Early mornings are nothing new to a baker's son.

As Thursday dawned, chef Kevin Sbraga faced not a hot oven but a media scrum:

A dozen media outlets on the line, a photo session for Food & Wine magazine, and promotional videos to be shot for Bravo, the cable network.

Wednesday night, Sbraga - who lives with his wife and kids in his childhood home in Willingboro - was announced as the winner of the seventh season of Top Chef after outlasting 16 competitors in the weekly series of cooking challenges.

The prize includes $125,000, a magazine spread, and a showcase at the magazine's annual festival in Aspen, Colo.

Story continues below.

The win has a twofold benefit. "First and foremost, it will help me get my own restaurant, which is what I've always wanted to do," said Sbraga, 31. "That was the major reason I went on the show."

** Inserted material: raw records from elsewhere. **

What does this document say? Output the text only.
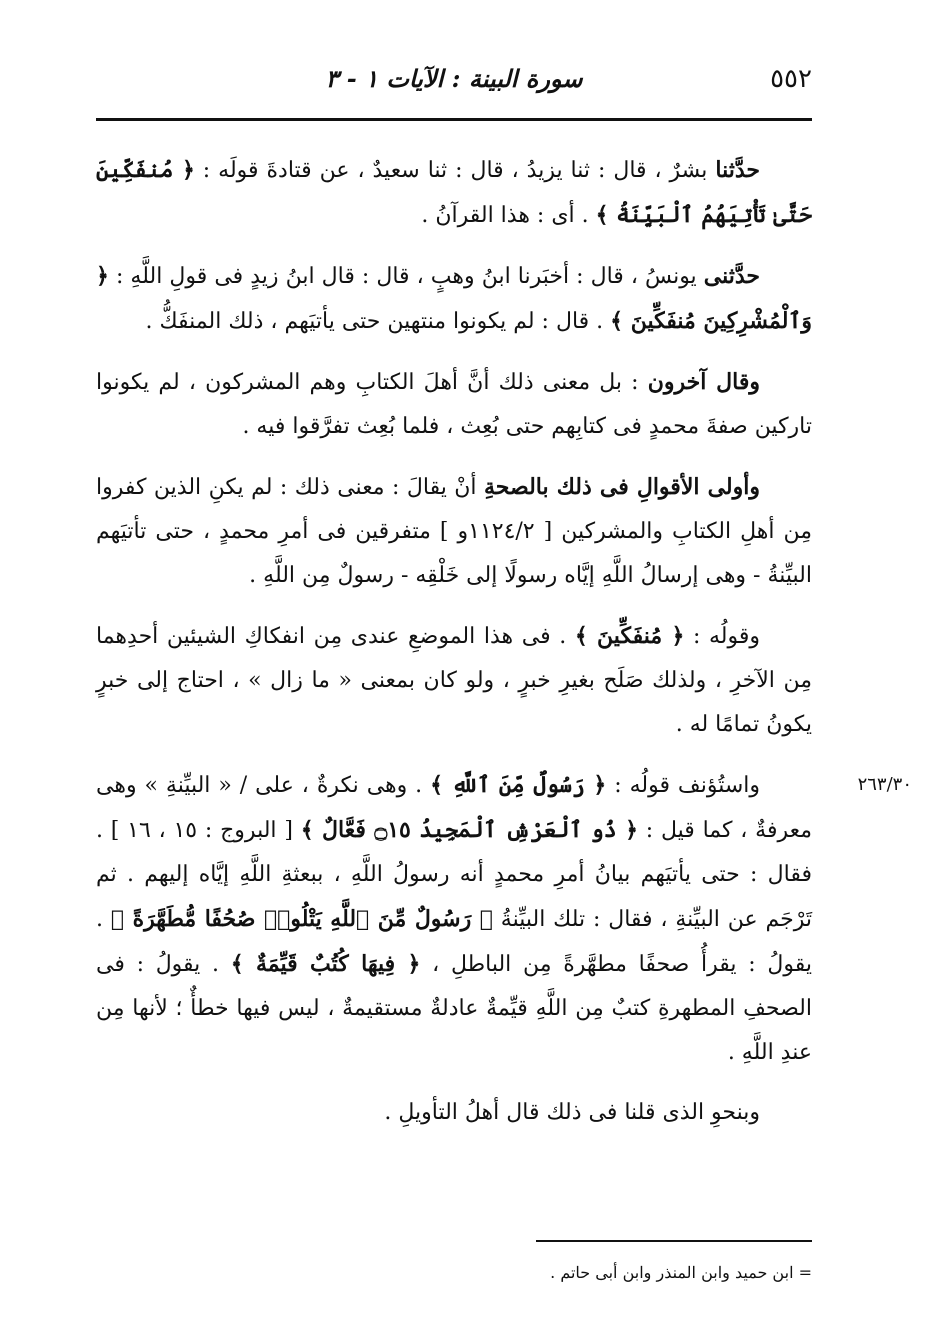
٥٥٢
سورة البينة : الآيات ١ - ٣

حدَّثنا بشرٌ ، قال : ثنا يزيدُ ، قال : ثنا سعيدٌ ، عن قتادةَ قولَه : ﴿ مُنفَكِّينَ حَتَّىٰ تَأْتِيَهُمُ ٱلْبَيِّنَةُ ﴾ . أى : هذا القرآنُ .

حدَّثنى يونسُ ، قال : أخبَرنا ابنُ وهبٍ ، قال : قال ابنُ زيدٍ فى قولِ اللَّهِ : ﴿ وَٱلْمُشْرِكِينَ مُنفَكِّينَ ﴾ . قال : لم يكونوا منتهين حتى يأتيَهم ، ذلك المنفَكُّ .

وقال آخرون : بل معنى ذلك أنَّ أهلَ الكتابِ وهم المشركون ، لم يكونوا تاركين صفةَ محمدٍ فى كتابِهم حتى بُعِث ، فلما بُعِث تفرَّقوا فيه .

وأولى الأقوالِ فى ذلك بالصحةِ أنْ يقالَ : معنى ذلك : لم يكنِ الذين كفروا مِن أهلِ الكتابِ والمشركين [ ١١٢٤/٢و ] متفرقين فى أمرِ محمدٍ ، حتى تأتيَهم البيِّنةُ - وهى إرسالُ اللَّهِ إيَّاه رسولًا إلى خَلْقِه - رسولٌ مِن اللَّهِ .

وقولُه : ﴿ مُنفَكِّينَ ﴾ . فى هذا الموضعِ عندى مِن انفكاكِ الشيئين أحدِهما مِن الآخرِ ، ولذلك صَلَح بغيرِ خبرٍ ، ولو كان بمعنى « ما زال » ، احتاج إلى خبرٍ يكونُ تمامًا له .

٢٦٣/٣٠
واستُؤنف قولُه : ﴿ رَسُولٌ مِّنَ ٱللَّهِ ﴾ . وهى نكرةٌ ، على / « البيِّنةِ » وهى معرفةٌ ، كما قيل : ﴿ ذُو ٱلْعَرْشِ ٱلْمَجِيدُ ۝١٥ فَعَّالٌ ﴾ [ البروج : ١٥ ، ١٦ ] . فقال : حتى يأتيَهم بيانُ أمرِ محمدٍ أنه رسولُ اللَّهِ ، ببعثةِ اللَّهِ إيَّاه إليهم . ثم تَرْجَم عن البيِّنةِ ، فقال : تلك البيِّنةُ ﴿ رَسُولٌ مِّنَ ٱللَّهِ يَتْلُوا۟ صُحُفًا مُّطَهَّرَةً ﴾ . يقولُ : يقرأُ صحفًا مطهَّرةً مِن الباطلِ ، ﴿ فِيهَا كُتُبٌ قَيِّمَةٌ ﴾ . يقولُ : فى الصحفِ المطهرةِ كتبٌ مِن اللَّهِ قيِّمةٌ عادلةٌ مستقيمةٌ ، ليس فيها خطأٌ ؛ لأنها مِن عندِ اللَّهِ .

وبنحوِ الذى قلنا فى ذلك قال أهلُ التأويلِ .

= ابن حميد وابن المنذر وابن أبى حاتم .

Second, it will elevate his profile, nationally and locally. During the six years he has cooked steadily in the region, Sbraga has collected a dizzying list of entries on his resume and a reputation as a chef's chef - a steady hand in the kitchen.

Household name? Not so.

"Intensely creative, very focused, all about the food" is how Bradlee Bartram, vice president of operations for Starr Restaurants, describes him. Sbraga is ending a term as executive chef at the Starr-managed Rat's restaurant in Hamilton Township, Mercer County.

Food dominated his childhood, and the focus was Harvey's Bakery, owned by his parents, Harvey Beachem and Maria Sbraga, with locations in Pennsauken and Willingboro.

"When other kids were watching cartoons on Saturday morning, I had to go to work with them," said the chef. He uses the surname of his Italian American mother; his father is African American, and Sbraga notes he is the first African American Top Chef.

Sbraga said the PBS cooking shows of Graham Kerr had inspired him to take culinary arts in high school at the Burlington County Institute of Technology, where "I was a clown but was always passionate about food. The first year, I almost got kicked out doing dumb stuff."

But it was there that he won his first cooking competition.

And where he met Jesmary Santiago, his wife of eight years and a pastry chef. They have a daughter, Jenae, 5, and a son, Kevin Angelo ("Angelo"), who is 3 weeks old.

After high school, Sbraga left for Johnson and Wales University in Providence, R.I., and in his second year did an externship in Brussels, Belgium.

"Everything was in French," he said. "Total culture shock."